MORRELL: If you ask anyone—physicians even—what platelets do, they’re going to say, When you cut yourself, they form a blood clot. But that’s hardly the end of the story. Much less explored and not well understood is how platelets regulate immune response. They’re the second-most numerous cells circulating in the bloodstream (after the oxygen-carrying red variety), so there are tons of them, all jam-packed with potentially active molecules, the roles of which we don’t fully understand. My lab has two main projects related to platelets’ pro-inflammatory qualities: transplant rejection and cerebral malaria.
Malaria is one of the most studied diseases in the world; what do you, a self-described “platelet guy,” bring to the investigation?
MORRELL: I came at it differently from most, not having a background in malaria or public health. My interest is platelets, so I’m applying what we’ve discovered about platelet activation in vascular inflammation to malaria, a model of a vascular inflammatory disease. We’re showing that platelets play an important role in the development of cerebral malaria, through immune- mediated effects.
You also mentioned research related to transplant rejection?
MORRELL: That began with the observation that when transplant tissue is rejected, platelets line up in the interior of blood vessel feeding the tissue. It turns out that they are not just bystanders but have a real role in driving that rejection. In transplant rejection, I think of platelets as the recruiters of immune cells.
Platelets potentially hold sway over all aspects of transplant biology. Our data, as well as others’, show a surprising interplay of platelets and the immune system, so it’s time for the transplant world at large to have platelets on its radar.

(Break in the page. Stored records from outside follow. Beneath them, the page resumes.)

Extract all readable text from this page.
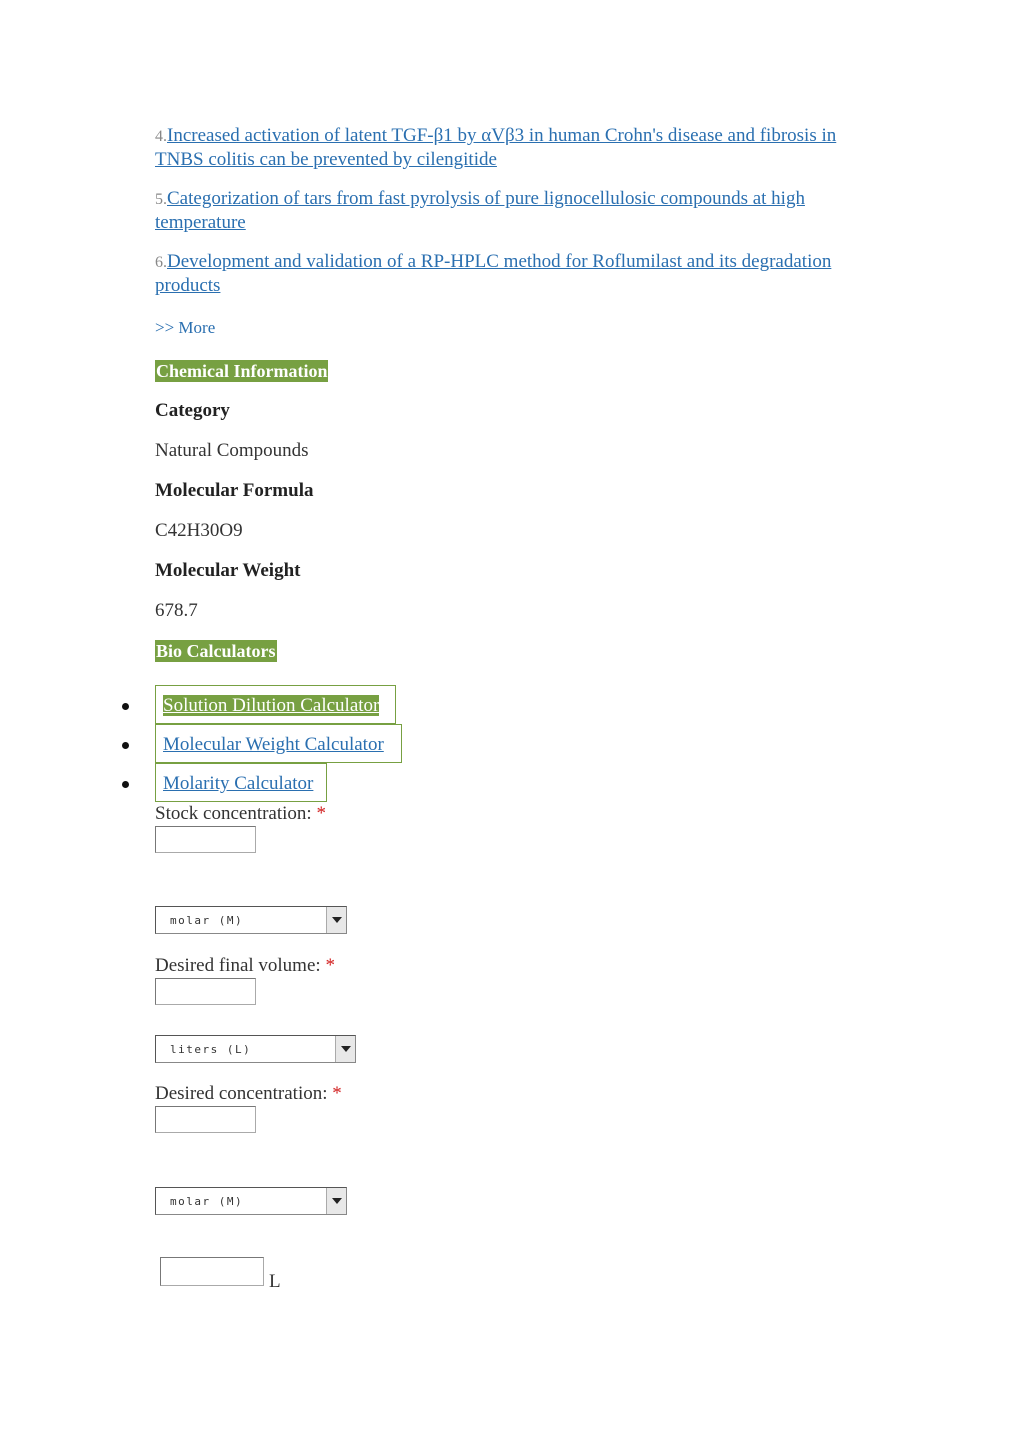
4.Increased activation of latent TGF-β1 by αVβ3 in human Crohn's disease and fibrosis in TNBS colitis can be prevented by cilengitide
5.Categorization of tars from fast pyrolysis of pure lignocellulosic compounds at high temperature
6.Development and validation of a RP-HPLC method for Roflumilast and its degradation products
>> More
Chemical Information
Category
Natural Compounds
Molecular Formula
C42H30O9
Molecular Weight
678.7
Bio Calculators
Solution Dilution Calculator
Molecular Weight Calculator
Molarity Calculator
Stock concentration: *
molar (M)
Desired final volume: *
liters (L)
Desired concentration: *
molar (M)
L
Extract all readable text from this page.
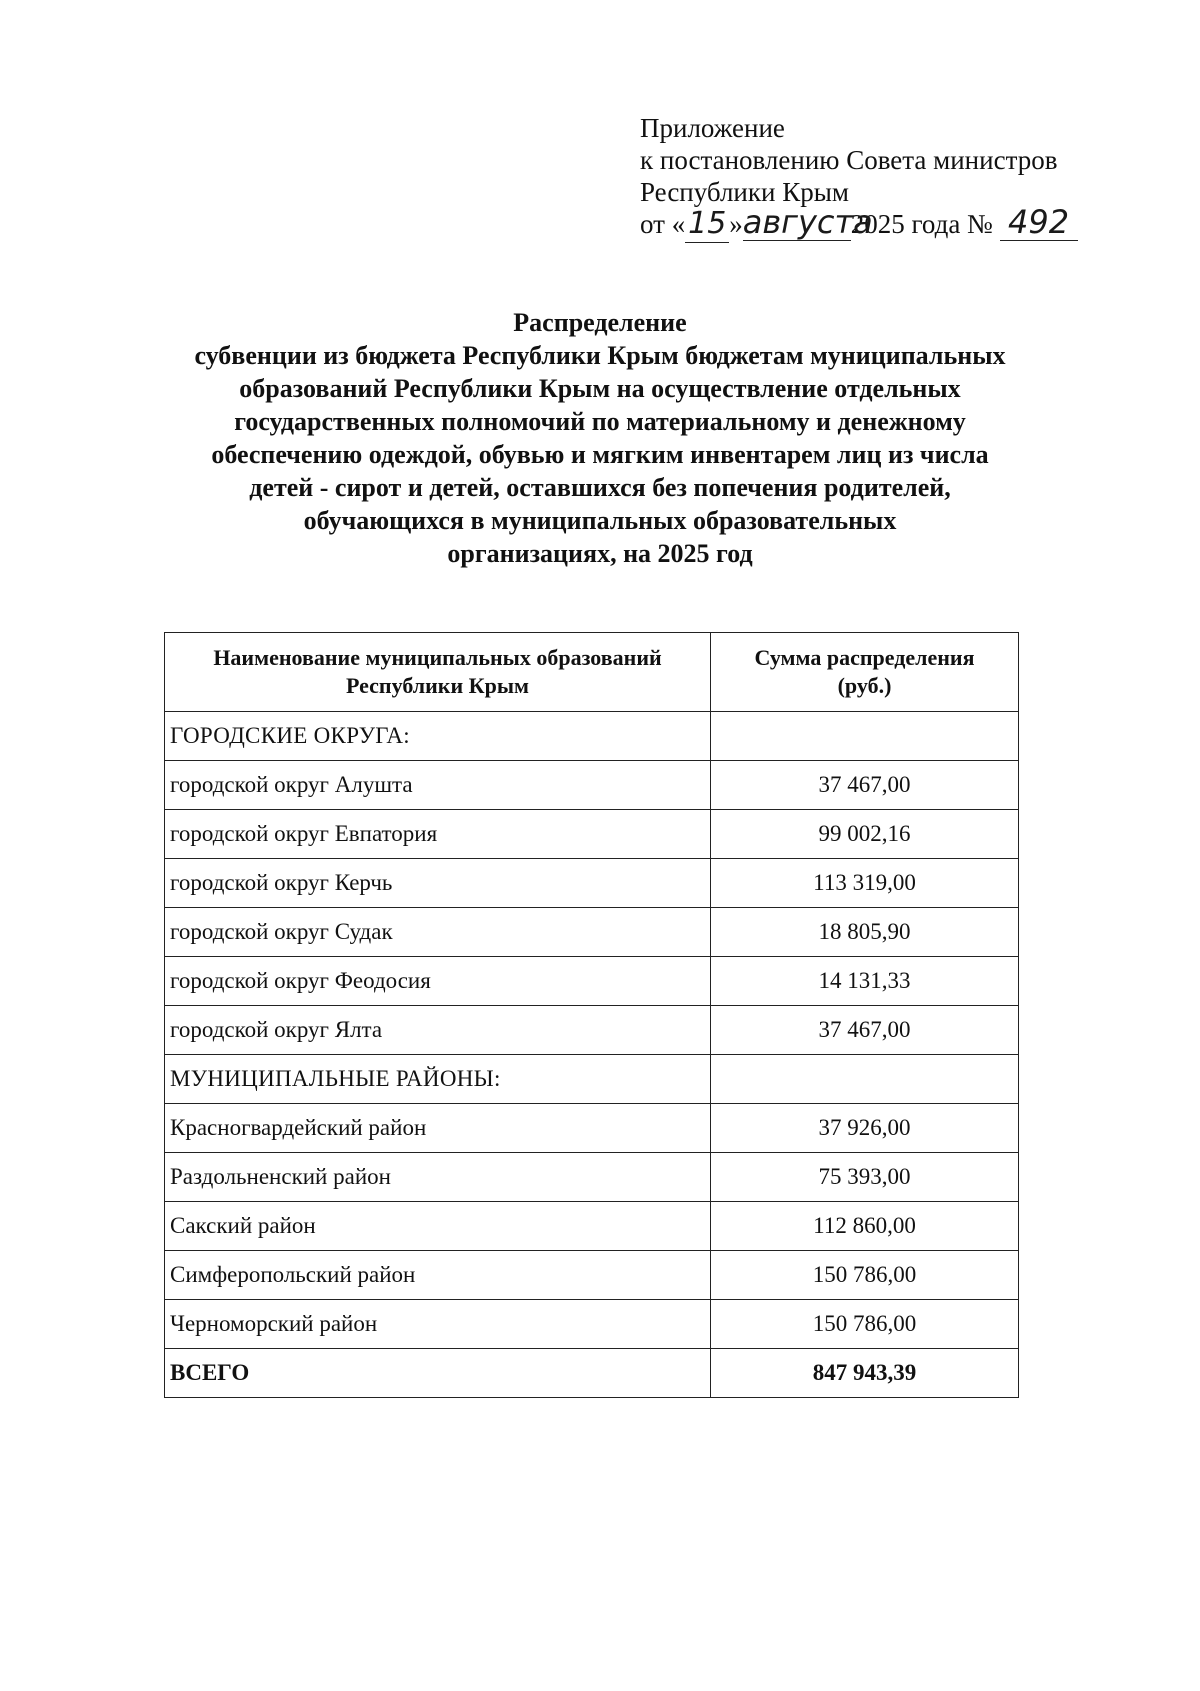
Приложение
к постановлению Совета министров
Республики Крым
от «15 »августа2025 года № 492
Распределение
субвенции из бюджета Республики Крым бюджетам муниципальных
образований Республики Крым на осуществление отдельных
государственных полномочий по материальному и денежному
обеспечению одеждой, обувью и мягким инвентарем лиц из числа
детей - сирот и детей, оставшихся без попечения родителей,
обучающихся в муниципальных образовательных
организациях, на 2025 год
Наименование муниципальных образований
Республики Крым	Сумма распределения
(руб.)
ГОРОДСКИЕ ОКРУГА:	
городской округ Алушта	37 467,00
городской округ Евпатория	99 002,16
городской округ Керчь	113 319,00
городской округ Судак	18 805,90
городской округ Феодосия	14 131,33
городской округ Ялта	37 467,00
МУНИЦИПАЛЬНЫЕ РАЙОНЫ:	
Красногвардейский район	37 926,00
Раздольненский район	75 393,00
Сакский район	112 860,00
Симферопольский район	150 786,00
Черноморский район	150 786,00
ВСЕГО	847 943,39
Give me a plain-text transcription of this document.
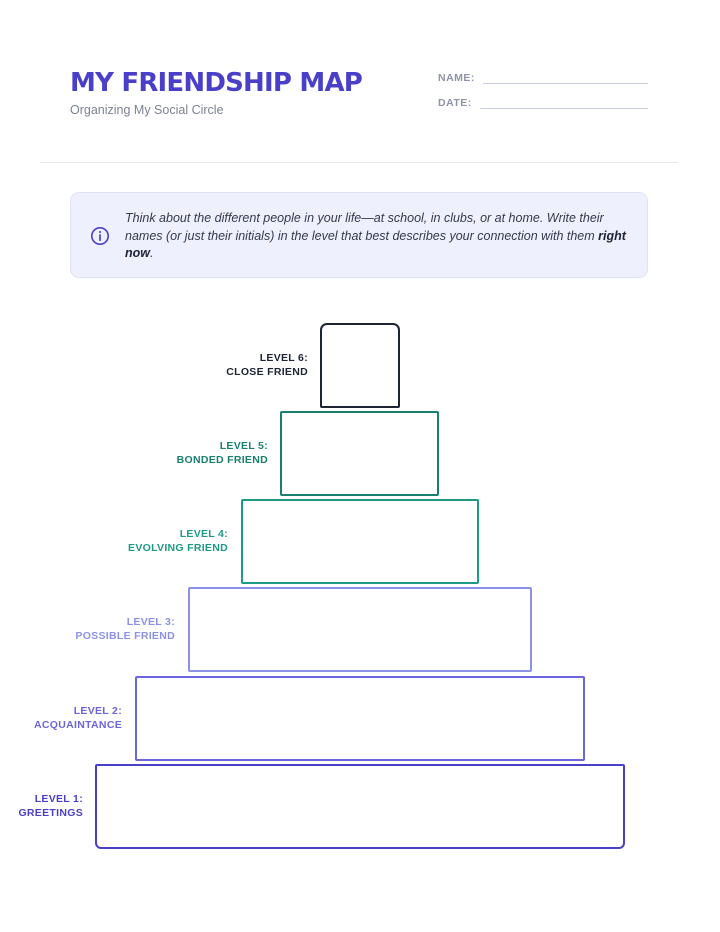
MY FRIENDSHIP MAP
Organizing My Social Circle
NAME:
DATE:
Think about the different people in your life—at school, in clubs, or at home. Write their names (or just their initials) in the level that best describes your connection with them right now.
LEVEL 6:
CLOSE FRIEND
LEVEL 5:
BONDED FRIEND
LEVEL 4:
EVOLVING FRIEND
LEVEL 3:
POSSIBLE FRIEND
LEVEL 2:
ACQUAINTANCE
LEVEL 1:
GREETINGS
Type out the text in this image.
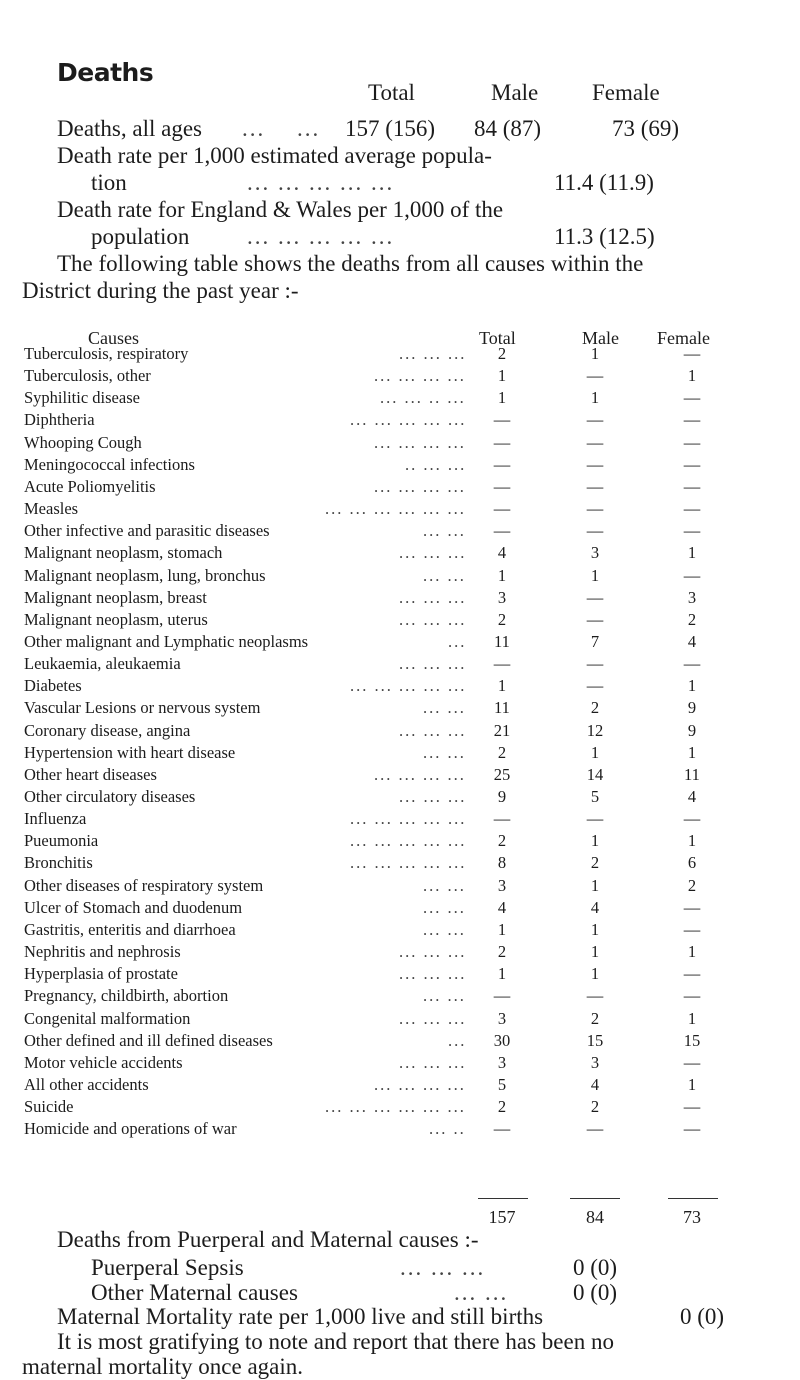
Deaths
Total	Male Female
Deaths, all ages ... ... 157 (156) 84 (87)	73 (69)
Death rate per 1,000 estimated average popula-
tion	... ... ... ... ...	11.4 (11.9)
Death rate for England & Wales per 1,000 of the
population	... ... ... ... ...	11.3 (12.5)
The following table shows the deaths from all causes within the
District during the past year :-
Causes	Total	Male Female
Tuberculosis, respiratory	... ... ...	2	1	—
Tuberculosis, other	... ... ... ...	1	—	1
Syphilitic disease	... ... .. ...	1	1	—
Diphtheria	... ... ... ... ...	—	—	—
Whooping Cough	... ... ... ...	—	—	—
Meningococcal infections	.. ... ...	—	—	—
Acute Poliomyelitis	... ... ... ...	—	—	—
Measles	... ... ... ... ... ...	—	—	—
Other infective and parasitic diseases	... ...	—	—	—
Malignant neoplasm, stomach	... ... ...	4	3	1
Malignant neoplasm, lung, bronchus	... ...	1	1	—
Malignant neoplasm, breast	... ... ...	3	—	3
Malignant neoplasm, uterus	... ... ...	2	—	2
Other malignant and Lymphatic neoplasms	...	11	7	4
Leukaemia, aleukaemia	... ... ...	—	—	—
Diabetes	... ... ... ... ...	1	—	1
Vascular Lesions or nervous system	... ...	11	2	9
Coronary disease, angina	... ... ...	21	12	9
Hypertension with heart disease	... ...	2	1	1
Other heart diseases	... ... ... ...	25	14	11
Other circulatory diseases	... ... ...	9	5	4
Influenza	... ... ... ... ...	—	—	—
Pueumonia	... ... ... ... ...	2	1	1
Bronchitis	... ... ... ... ...	8	2	6
Other diseases of respiratory system	... ...	3	1	2
Ulcer of Stomach and duodenum	... ...	4	4	—
Gastritis, enteritis and diarrhoea	... ...	1	1	—
Nephritis and nephrosis	... ... ...	2	1	1
Hyperplasia of prostate	... ... ...	1	1	—
Pregnancy, childbirth, abortion	... ...	—	—	—
Congenital malformation	... ... ...	3	2	1
Other defined and ill defined diseases	...	30	15	15
Motor vehicle accidents	... ... ...	3	3	—
All other accidents	... ... ... ...	5	4	1
Suicide	... ... ... ... ... ...	2	2	—
Homicide and operations of war	... ..	—	—	—
157	84	73
Deaths from Puerperal and Maternal causes :-
Puerperal Sepsis	... ... ...	0 (0)
Other Maternal causes	... ...	0 (0)
Maternal Mortality rate per 1,000 live and still births	0 (0)
It is most gratifying to note and report that there has been no
maternal mortality once again.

MORRELL: Now that we’ve helped establish the fact that platelets regulate immune response by helping to recruit white cells, we want to know how they do that: What are the molecular mechanisms? How are platelets talking to white cells, both locally and systemically, to help drive the process of transplant rejection? One of my goals is to take our basic science knowledge of platelets and apply this to transplantation and transplant rejection. There’s always the impetus toward translational research—to take basic science to the clinicians. You want your work to have some sort of greater impact, but I think perspective is important. What you’ve done may not be used in the clinic in the near future—or ever—but hopefully what you’ve done contributes to someone else’s thinking so it can be pushed in that direction. I think it takes many scientists working on questions to drive these things forward into the clinical setting.